Investigating Spatial Distribution of Oil Spills in California

ESM 244 - Assignment 3 Task 1

minnie true
Feb 25, 2021

About the Data

The Office of Spill Prevention and Response (OSPR) runs a statewide oil spill tracking information system called the Incident Tracking Database.

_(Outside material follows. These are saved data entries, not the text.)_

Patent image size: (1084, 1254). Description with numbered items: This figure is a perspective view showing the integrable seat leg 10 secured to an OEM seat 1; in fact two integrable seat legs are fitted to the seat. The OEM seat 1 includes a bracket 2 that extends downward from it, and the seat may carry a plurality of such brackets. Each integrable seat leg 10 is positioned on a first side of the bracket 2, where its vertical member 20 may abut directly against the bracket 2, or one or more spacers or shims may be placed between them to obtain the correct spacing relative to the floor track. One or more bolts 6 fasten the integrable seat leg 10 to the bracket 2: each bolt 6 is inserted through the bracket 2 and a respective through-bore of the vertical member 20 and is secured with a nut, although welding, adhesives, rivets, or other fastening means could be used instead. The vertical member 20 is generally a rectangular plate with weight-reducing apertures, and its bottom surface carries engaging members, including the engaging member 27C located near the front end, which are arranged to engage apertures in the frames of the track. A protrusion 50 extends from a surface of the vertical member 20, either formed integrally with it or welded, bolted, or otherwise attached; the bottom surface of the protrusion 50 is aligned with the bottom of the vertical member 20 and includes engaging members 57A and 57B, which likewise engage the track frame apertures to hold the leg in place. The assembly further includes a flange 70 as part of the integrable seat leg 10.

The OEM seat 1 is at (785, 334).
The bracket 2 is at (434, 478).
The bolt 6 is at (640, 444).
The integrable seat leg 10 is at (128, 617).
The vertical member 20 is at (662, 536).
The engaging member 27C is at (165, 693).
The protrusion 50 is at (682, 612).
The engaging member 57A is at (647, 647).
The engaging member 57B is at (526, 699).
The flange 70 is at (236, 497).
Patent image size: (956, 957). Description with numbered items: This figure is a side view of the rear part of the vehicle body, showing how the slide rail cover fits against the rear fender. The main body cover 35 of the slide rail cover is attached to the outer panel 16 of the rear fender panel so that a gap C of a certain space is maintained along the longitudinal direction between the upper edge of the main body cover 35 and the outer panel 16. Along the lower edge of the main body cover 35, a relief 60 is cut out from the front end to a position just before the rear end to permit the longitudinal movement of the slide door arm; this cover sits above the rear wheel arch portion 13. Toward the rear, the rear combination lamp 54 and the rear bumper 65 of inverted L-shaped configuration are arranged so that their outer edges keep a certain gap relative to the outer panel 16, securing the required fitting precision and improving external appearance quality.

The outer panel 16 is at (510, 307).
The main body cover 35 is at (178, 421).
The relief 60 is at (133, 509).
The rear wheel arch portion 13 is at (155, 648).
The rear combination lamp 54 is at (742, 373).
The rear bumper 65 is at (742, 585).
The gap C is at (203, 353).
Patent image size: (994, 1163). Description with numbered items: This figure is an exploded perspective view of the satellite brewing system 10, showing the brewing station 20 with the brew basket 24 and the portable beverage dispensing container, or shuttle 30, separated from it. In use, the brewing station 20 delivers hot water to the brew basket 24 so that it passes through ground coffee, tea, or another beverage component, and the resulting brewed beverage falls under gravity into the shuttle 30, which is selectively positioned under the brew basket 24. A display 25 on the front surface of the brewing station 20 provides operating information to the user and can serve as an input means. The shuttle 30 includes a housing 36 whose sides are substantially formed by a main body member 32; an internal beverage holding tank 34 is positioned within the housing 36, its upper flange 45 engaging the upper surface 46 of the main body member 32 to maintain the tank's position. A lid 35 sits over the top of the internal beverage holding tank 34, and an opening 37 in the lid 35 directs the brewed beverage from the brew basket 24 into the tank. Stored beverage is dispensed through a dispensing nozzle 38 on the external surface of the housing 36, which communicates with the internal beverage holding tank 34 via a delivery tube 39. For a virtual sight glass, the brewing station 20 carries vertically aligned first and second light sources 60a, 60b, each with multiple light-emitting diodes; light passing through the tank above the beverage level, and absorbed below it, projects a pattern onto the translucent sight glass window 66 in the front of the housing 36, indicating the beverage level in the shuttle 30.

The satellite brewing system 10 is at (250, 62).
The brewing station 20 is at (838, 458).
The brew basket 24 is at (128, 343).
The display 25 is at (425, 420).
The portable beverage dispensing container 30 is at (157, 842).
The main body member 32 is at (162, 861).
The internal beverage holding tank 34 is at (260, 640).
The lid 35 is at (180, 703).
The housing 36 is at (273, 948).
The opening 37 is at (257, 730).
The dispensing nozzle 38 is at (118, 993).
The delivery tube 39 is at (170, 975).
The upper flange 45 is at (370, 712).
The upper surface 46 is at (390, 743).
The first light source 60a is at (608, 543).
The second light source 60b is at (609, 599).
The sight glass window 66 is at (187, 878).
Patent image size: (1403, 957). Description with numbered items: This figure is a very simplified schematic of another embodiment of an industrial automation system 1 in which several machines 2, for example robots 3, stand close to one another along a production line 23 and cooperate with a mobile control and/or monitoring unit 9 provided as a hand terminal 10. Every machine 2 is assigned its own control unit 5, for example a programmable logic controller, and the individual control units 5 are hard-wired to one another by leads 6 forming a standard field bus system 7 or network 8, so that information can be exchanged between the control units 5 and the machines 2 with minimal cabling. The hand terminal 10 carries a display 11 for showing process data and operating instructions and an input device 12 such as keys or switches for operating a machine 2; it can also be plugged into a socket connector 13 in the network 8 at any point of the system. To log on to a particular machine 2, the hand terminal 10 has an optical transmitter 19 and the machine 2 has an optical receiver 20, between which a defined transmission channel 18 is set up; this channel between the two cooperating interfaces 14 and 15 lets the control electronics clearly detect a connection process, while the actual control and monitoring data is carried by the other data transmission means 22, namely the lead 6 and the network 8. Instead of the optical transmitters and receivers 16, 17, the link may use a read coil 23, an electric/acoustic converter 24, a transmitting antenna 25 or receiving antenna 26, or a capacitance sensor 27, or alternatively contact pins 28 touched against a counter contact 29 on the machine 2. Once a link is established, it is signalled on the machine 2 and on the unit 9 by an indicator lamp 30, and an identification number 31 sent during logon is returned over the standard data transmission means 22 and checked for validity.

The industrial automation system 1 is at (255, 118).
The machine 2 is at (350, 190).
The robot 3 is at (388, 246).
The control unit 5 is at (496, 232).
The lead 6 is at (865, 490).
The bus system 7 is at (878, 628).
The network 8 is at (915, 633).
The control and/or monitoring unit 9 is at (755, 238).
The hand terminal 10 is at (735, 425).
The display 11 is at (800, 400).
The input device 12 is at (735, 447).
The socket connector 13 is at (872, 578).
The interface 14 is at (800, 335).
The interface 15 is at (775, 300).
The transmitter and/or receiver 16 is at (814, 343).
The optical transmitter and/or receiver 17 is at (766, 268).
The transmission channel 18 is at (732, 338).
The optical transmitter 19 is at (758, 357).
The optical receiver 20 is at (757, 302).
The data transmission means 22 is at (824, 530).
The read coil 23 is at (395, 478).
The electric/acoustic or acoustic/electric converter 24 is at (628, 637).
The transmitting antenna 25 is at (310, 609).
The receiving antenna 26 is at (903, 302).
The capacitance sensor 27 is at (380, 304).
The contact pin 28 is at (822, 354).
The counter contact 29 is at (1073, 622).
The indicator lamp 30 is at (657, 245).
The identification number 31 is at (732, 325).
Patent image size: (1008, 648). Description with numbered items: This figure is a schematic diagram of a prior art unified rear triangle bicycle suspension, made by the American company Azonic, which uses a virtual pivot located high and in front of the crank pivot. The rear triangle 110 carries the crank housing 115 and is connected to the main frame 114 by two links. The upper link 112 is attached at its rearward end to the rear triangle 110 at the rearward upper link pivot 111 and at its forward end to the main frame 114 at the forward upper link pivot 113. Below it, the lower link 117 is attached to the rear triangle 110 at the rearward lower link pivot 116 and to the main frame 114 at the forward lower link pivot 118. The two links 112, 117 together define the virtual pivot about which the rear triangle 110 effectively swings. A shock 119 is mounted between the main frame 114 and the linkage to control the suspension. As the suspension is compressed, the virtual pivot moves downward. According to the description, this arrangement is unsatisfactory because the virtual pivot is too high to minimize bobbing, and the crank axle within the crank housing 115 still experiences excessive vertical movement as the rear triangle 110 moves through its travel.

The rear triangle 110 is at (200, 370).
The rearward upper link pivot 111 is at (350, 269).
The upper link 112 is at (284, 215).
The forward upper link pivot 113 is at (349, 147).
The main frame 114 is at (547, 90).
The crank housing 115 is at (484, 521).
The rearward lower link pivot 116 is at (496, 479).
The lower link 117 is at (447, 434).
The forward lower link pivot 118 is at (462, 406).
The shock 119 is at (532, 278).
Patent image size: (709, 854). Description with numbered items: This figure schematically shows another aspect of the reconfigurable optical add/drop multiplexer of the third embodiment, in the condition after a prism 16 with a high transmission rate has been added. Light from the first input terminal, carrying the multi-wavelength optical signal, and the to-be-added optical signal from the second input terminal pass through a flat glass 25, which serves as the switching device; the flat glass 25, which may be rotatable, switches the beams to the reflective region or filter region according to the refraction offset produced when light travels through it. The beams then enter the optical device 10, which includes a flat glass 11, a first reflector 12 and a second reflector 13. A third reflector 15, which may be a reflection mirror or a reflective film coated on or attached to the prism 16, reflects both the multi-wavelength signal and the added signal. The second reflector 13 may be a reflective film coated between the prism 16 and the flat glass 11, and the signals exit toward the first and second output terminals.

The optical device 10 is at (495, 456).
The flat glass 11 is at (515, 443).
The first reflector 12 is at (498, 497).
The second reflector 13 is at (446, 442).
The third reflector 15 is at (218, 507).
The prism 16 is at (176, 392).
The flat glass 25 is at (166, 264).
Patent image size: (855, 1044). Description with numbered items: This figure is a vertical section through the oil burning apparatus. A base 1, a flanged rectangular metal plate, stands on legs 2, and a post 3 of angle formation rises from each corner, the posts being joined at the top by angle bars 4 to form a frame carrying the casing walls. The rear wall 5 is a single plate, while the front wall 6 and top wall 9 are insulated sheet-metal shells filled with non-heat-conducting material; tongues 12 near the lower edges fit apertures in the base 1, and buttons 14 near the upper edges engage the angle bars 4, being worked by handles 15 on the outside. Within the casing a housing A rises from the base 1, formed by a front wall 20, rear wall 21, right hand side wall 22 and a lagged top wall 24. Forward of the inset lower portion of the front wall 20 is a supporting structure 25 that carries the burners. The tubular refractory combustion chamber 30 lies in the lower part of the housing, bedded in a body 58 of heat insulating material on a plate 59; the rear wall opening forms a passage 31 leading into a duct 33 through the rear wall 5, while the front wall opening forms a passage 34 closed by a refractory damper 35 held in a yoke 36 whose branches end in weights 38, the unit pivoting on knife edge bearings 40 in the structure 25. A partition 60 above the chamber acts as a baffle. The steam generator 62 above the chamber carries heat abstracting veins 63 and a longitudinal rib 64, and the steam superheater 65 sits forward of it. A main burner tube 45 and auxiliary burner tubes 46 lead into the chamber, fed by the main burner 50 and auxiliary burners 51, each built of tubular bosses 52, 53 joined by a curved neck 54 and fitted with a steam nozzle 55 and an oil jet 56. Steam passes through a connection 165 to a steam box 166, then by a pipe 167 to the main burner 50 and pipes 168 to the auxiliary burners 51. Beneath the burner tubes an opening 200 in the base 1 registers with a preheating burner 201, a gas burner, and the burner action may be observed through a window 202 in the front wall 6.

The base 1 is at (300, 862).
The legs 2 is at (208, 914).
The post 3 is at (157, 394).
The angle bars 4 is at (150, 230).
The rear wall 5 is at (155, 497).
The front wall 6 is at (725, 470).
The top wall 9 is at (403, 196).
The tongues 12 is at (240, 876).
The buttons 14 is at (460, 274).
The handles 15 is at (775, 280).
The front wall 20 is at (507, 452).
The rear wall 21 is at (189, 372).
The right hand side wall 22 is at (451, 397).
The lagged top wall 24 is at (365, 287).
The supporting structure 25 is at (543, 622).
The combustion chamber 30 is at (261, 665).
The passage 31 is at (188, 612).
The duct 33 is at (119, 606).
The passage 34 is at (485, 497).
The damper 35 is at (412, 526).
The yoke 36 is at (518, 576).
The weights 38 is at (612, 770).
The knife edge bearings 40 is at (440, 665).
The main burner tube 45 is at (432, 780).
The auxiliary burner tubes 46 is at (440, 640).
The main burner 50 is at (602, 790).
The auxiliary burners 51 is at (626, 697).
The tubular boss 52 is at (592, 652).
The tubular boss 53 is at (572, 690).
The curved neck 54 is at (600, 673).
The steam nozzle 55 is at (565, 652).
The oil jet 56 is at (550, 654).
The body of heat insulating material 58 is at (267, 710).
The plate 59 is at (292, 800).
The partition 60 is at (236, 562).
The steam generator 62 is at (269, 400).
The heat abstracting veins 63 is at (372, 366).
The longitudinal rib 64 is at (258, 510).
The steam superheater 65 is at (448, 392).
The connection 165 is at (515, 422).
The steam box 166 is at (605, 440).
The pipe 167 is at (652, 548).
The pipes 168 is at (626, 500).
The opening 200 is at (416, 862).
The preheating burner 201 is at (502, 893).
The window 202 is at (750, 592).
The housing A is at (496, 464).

An “incident”, for purposes of this database, is “a discharge or threatened discharge of petroleum or other deleterious material into the waters of the state.” The data are collected by OSPR Field Response Team members for Marine oil spills and by OSPR Inland Pollution Coordinators and Wardens for Inland incidents.

We’ll explore the data collected in 2008 to explore the spatial distribution of incidents across the state.

California counties

First, we load the geographic boundaries of the state as a background layer.

hide
# Read in data with read_sf()
ca_counties <- read_sf(here("ca_counties","CA_Counties_TIGER2016.shp"))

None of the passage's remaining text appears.